Let’s walk through the full CI/CD process. Keep in mind that CI and CD processes are automated:

  1. A developer makes a change and commits their code.
  2. The change is merged by CI.
  3. CI builds the changed codebase and runs initial tests.
  4. The “delivery” part of CD puts the build onto test and staging environments.
  5. Another set of tests are run by the “delivery” part of CD.
  6. Then, the “deployment” part of CD moves the build from staging to production.
  7. Customers can potentially see the changes in the product.

The continuous integration/continuous delivery/continuous deployment pipeline automates building, testing, and deploying code.

Although the pipeline may seem complex and requires a lot of setup, we receive many benefits! Let’s explore them.

CI/CD pipeline benefits

CI/CD automates code merging, deployment, and testing to improve speed and quality. With these automated processes in place, a number of benefits are achieved:

  • With less time needed to devote to these tasks, team members can focus on developing.
  • Through monitoring, developers can use feedback from the pipeline to make further speed and quality improvements.
  • Frequent builds allow CI/CD tools to have a record of many older releases. When an issue occurs, developers can quickly revert to one of these previous versions. Developers can then fix the issue, and a new release can go through the pipeline.

We need to take a few steps to add CD into our deployment pipeline to gain these benefits.

Completing the pipeline

To use CD in a project, we can do the following:

  1. Make sure that CI practices are already being used in the project.
  2. Configure the CD server to deploy builds to test and staging environments automatically.
  3. Write post-deployment tests which trigger after continuous delivery.
  4. Monitor the deployments and alert if any problems arise.
  5. Configure the CD server to deploy to a production environment if no issues occur.

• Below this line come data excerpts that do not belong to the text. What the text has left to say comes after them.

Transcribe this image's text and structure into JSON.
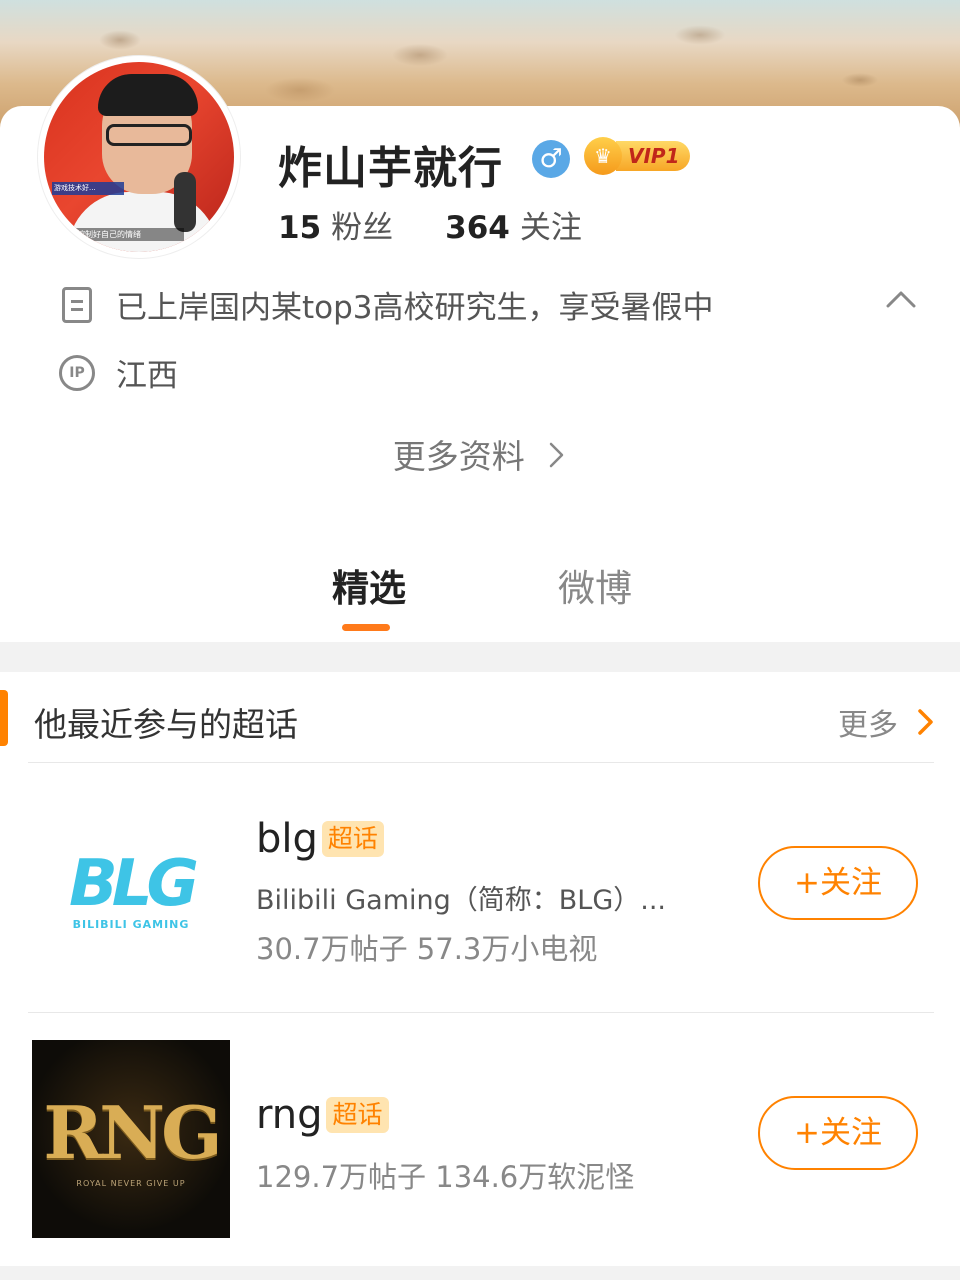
{
  "profile": {
    "name": "炸山芋就行",
    "gender_symbol": "♂",
    "vip_label": "VIP1",
    "fans_count": "15",
    "fans_label": "粉丝",
    "following_count": "364",
    "following_label": "关注",
    "bio": "已上岸国内某top3高校研究生，享受暑假中",
    "ip_location": "江西",
    "ip_icon_text": "IP",
    "more_info_label": "更多资料",
    "avatar_caption_top": "游戏技术好...",
    "avatar_caption_bottom": "控制好自己的情绪"
  },
  "tabs": [
    {
      "label": "精选",
      "active": true
    },
    {
      "label": "微博",
      "active": false
    }
  ],
  "super_topics": {
    "section_title": "他最近参与的超话",
    "more_label": "更多",
    "items": [
      {
        "name": "blg",
        "tag": "超话",
        "description": "Bilibili Gaming（简称：BLG）...",
        "stats": "30.7万帖子 57.3万小电视",
        "follow_label": "+关注",
        "logo_text": "BLG",
        "logo_subtext": "BILIBILI GAMING"
      },
      {
        "name": "rng",
        "tag": "超话",
        "stats": "129.7万帖子 134.6万软泥怪",
        "follow_label": "+关注",
        "logo_text": "RNG",
        "logo_subtext": "ROYAL NEVER GIVE UP"
      }
    ]
  },
  "colors": {
    "accent": "#ff8200",
    "gender_badge": "#5aa8e6",
    "tag_bg": "#ffe4b0"
  }
}
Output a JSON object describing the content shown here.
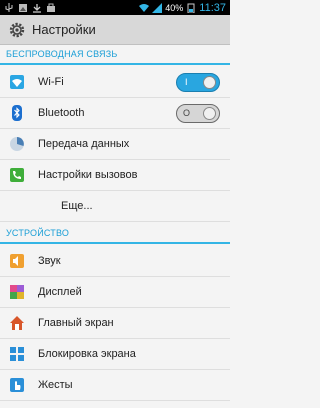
{
  "statusbar": {
    "battery_percent": "40%",
    "time": "11:37",
    "left_icons": [
      "usb-icon",
      "photo-icon",
      "download-icon",
      "bag-icon"
    ],
    "right_icons": [
      "wifi-icon",
      "signal-icon",
      "battery-icon"
    ]
  },
  "actionbar": {
    "title": "Настройки",
    "icon": "settings-gear-icon"
  },
  "sections": {
    "wireless": {
      "header": "БЕСПРОВОДНАЯ СВЯЗЬ",
      "items": [
        {
          "label": "Wi-Fi",
          "icon": "wifi-icon",
          "toggle": "on",
          "toggle_mark": "I"
        },
        {
          "label": "Bluetooth",
          "icon": "bluetooth-icon",
          "toggle": "off",
          "toggle_mark": "O"
        },
        {
          "label": "Передача данных",
          "icon": "data-usage-icon"
        },
        {
          "label": "Настройки вызовов",
          "icon": "phone-icon"
        },
        {
          "label": "Еще..."
        }
      ]
    },
    "device": {
      "header": "УСТРОЙСТВО",
      "items": [
        {
          "label": "Звук",
          "icon": "speaker-icon"
        },
        {
          "label": "Дисплей",
          "icon": "display-icon"
        },
        {
          "label": "Главный экран",
          "icon": "home-icon"
        },
        {
          "label": "Блокировка экрана",
          "icon": "lock-screen-icon"
        },
        {
          "label": "Жесты",
          "icon": "gesture-icon"
        }
      ]
    }
  },
  "colors": {
    "accent": "#33b5e5",
    "toggle_on": "#29a6e0",
    "header_text": "#1a9ed6"
  }
}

Since CD is often implemented along with CI, many CI tools also contain CD capabilities. If CI is set up for a project, the same tool can likely be used when setting up the CD servers.

Review

CD completes the CI/CD pipeline. Continuous delivery moves the built application through test and staging environments. In each environment, a series of additional tests are run. After continuous delivery, the build is ready to be pushed to production. Without continuous deployment, this would occur via a manual process. With the full pipeline active, continuous deployment automatically moves the build into production.

The CI/CD pipeline limits manual work, improves code reliability, and provides a detailed version history. Most tools used to add CI also enable the addition of CD. Containers, feature flags, and dark launches help CD to be a more effective process.

The full CI/CD pipeline puts into practice key themes of a successful DevOps culture. The rapid deployment of changes allows for faster continuous experimentation. The testing throughout the pipeline provides feedback about where code is failing. These benefits make the CI/CD pipeline central to a DevOps organization.

It’s time to boost our development with CI/CD!